Dato che il significato di “sostanza”, “ingrediente” e “ingrediente contenente una sostanza” non è lo stesso di “preparazione”, il Tribunale afferma che «la portata di un divieto di aggiunta ad alimenti o di utilizzazione nella produzione di alimenti delle “preparazioni” non può essere la stessa del divieto di aggiungere sostanze o ingredienti che le contengono» (punto 56). Quindi, se l’Articolo 8, par. 2, lett. a), i) del Regolamento (CE) n. 1925/2006 riconosce il potere della Commissione di includere una “sostanza” o un ingrediente contenente quella sostanza nell’Allegato III, parte A, ciò non consente automaticamente all’Istituzione dell’UE di includere “preparazioni” contenenti quella sostanza (punti 57 e 58).
Il Tribunale conclude quindi che sia l’inclusione nell’Allegato A di tutte le preparazioni in cui sono presenti aloe-emodina ed emodina, sia le preparazioni a base di foglie di specie di Aloe contenenti derivati dell’idrossiantracene, dantrone e preparazioni in cui è presente (articolo 1(1) del Regolamento (UE) 2021/468), sia l’inclusione nell’elenco dei prodotti sotto la sorveglianza della Commissione della Parte C dell’Allegato III al Regolamento (articolo 1(2) del Regolamento (UE) 2021/468) delle preparazioni dalla radice o rizoma di Rheum palmatum L., Rheum officinale Baillon e i loro ibridi contenenti derivati dell'idrossiantracene, le preparazioni dalla foglia o frutto di Cassia senna L. contenenti derivati dell’idrossiantracene, le preparazioni dalla corteccia di Rhamnus frangula L., Rhamnus purshiana DC. contenenti derivati dell’idrossiantracene sono state adottate in violazione dell'Articolo 8(2)(a)(i) e (b) del Regolamento n. 1925/2006 (punti 58-60). Annulla quindi tali disposizioni.

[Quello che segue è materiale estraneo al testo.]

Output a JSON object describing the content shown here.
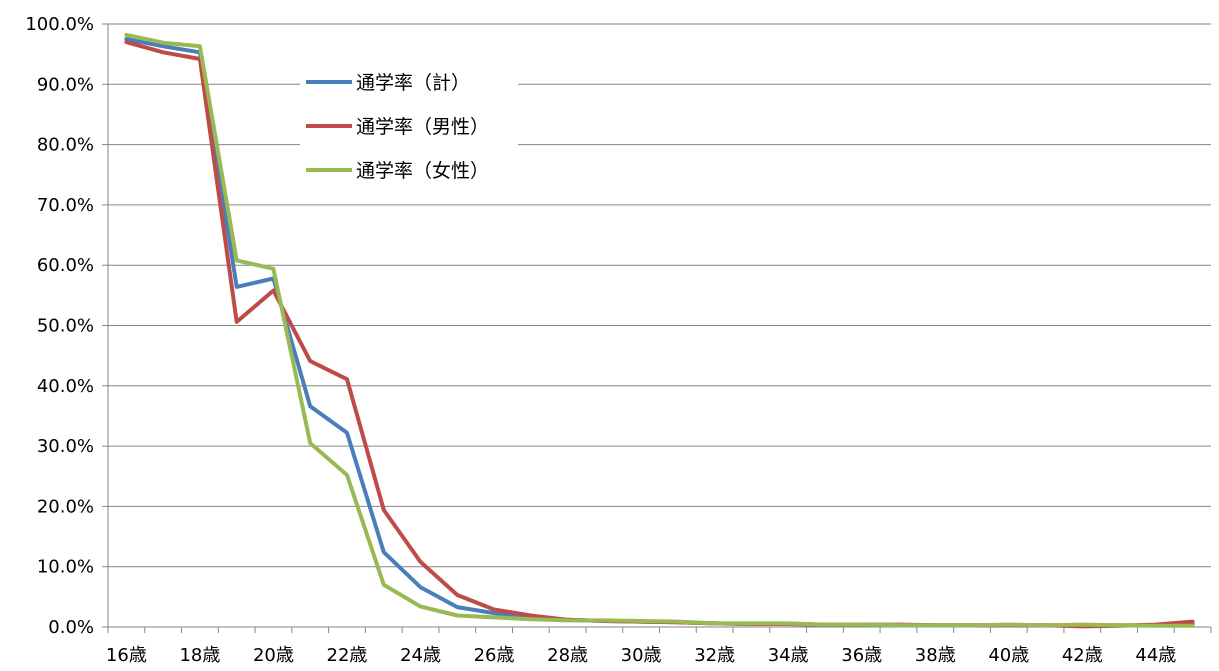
{
  "chart_data": {
    "type": "line",
    "title": "",
    "xlabel": "",
    "ylabel": "",
    "x": [
      16,
      17,
      18,
      19,
      20,
      21,
      22,
      23,
      24,
      25,
      26,
      27,
      28,
      29,
      30,
      31,
      32,
      33,
      34,
      35,
      36,
      37,
      38,
      39,
      40,
      41,
      42,
      43,
      44,
      45
    ],
    "x_tick_labels": [
      {
        "x": 16,
        "label": "16歳"
      },
      {
        "x": 18,
        "label": "18歳"
      },
      {
        "x": 20,
        "label": "20歳"
      },
      {
        "x": 22,
        "label": "22歳"
      },
      {
        "x": 24,
        "label": "24歳"
      },
      {
        "x": 26,
        "label": "26歳"
      },
      {
        "x": 28,
        "label": "28歳"
      },
      {
        "x": 30,
        "label": "30歳"
      },
      {
        "x": 32,
        "label": "32歳"
      },
      {
        "x": 34,
        "label": "34歳"
      },
      {
        "x": 36,
        "label": "36歳"
      },
      {
        "x": 38,
        "label": "38歳"
      },
      {
        "x": 40,
        "label": "40歳"
      },
      {
        "x": 42,
        "label": "42歳"
      },
      {
        "x": 44,
        "label": "44歳"
      }
    ],
    "y_ticks": [
      0,
      10,
      20,
      30,
      40,
      50,
      60,
      70,
      80,
      90,
      100
    ],
    "y_tick_labels": [
      "0.0%",
      "10.0%",
      "20.0%",
      "30.0%",
      "40.0%",
      "50.0%",
      "60.0%",
      "70.0%",
      "80.0%",
      "90.0%",
      "100.0%"
    ],
    "ylim": [
      0,
      100
    ],
    "grid": true,
    "legend_position": "upper-center-left",
    "series": [
      {
        "name": "通学率（計）",
        "color": "#4a7ebb",
        "values": [
          97.5,
          96.3,
          95.3,
          56.4,
          57.8,
          36.6,
          32.2,
          12.4,
          6.6,
          3.3,
          2.3,
          1.6,
          1.2,
          1.0,
          0.9,
          0.8,
          0.6,
          0.5,
          0.5,
          0.4,
          0.4,
          0.3,
          0.3,
          0.3,
          0.3,
          0.3,
          0.2,
          0.3,
          0.3,
          0.5
        ]
      },
      {
        "name": "通学率（男性）",
        "color": "#be4b48",
        "values": [
          97.0,
          95.3,
          94.2,
          50.6,
          55.8,
          44.1,
          41.1,
          19.4,
          10.8,
          5.3,
          2.9,
          1.9,
          1.2,
          1.0,
          0.9,
          0.8,
          0.6,
          0.5,
          0.5,
          0.4,
          0.4,
          0.4,
          0.3,
          0.3,
          0.3,
          0.3,
          0.1,
          0.2,
          0.4,
          0.9
        ]
      },
      {
        "name": "通学率（女性）",
        "color": "#98b954",
        "values": [
          98.2,
          96.9,
          96.3,
          60.8,
          59.4,
          30.5,
          25.2,
          7.0,
          3.4,
          1.9,
          1.6,
          1.3,
          1.1,
          1.1,
          1.0,
          0.9,
          0.6,
          0.6,
          0.6,
          0.4,
          0.4,
          0.3,
          0.3,
          0.3,
          0.4,
          0.3,
          0.4,
          0.3,
          0.2,
          0.2
        ]
      }
    ]
  }
}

Per quanto riguarda il terzo motivo di impugnazione, il Tribunale sottolinea che il divieto di aggiunta o uso nella produzione alimentare di una sostanza o ingrediente che la contiene soggiace a due condizioni. La prima richiede che l’aggiunta o l’uso comportino l’ingestione di quantità della sostanza «ampiamente superiori a quelle che ci si può ragionevolmente aspettare di assumere in condizioni normali di consumo nell’ambito di una dieta equilibrata e varia, e/o tali da rappresentare altrimenti un rischio potenziale per i consumatori». Il secondo requisito è l’identificazione di un effetto nocivo sulla salute. Le disposizioni del Regolamento della Commissione sembrano, tuttavia, non soddisfare alcuna delle due condizioni.
Il Tribunale annulla, quindi, la prima e seconda voce dell’Articolo 1(1) del Regolamento impugnato nella parte in cui compare la locuzione «e tutte le preparazioni in cui è presente tale sostanza», l’articolo 1(1), terza voce, nella parte in cui si riferisce alle «preparazioni a base di foglie di specie di Aloe contenenti» derivati dell’idrossiantracene e l’articolo 1(2), criticando implicitamente l’approccio della Commissione sulla questione.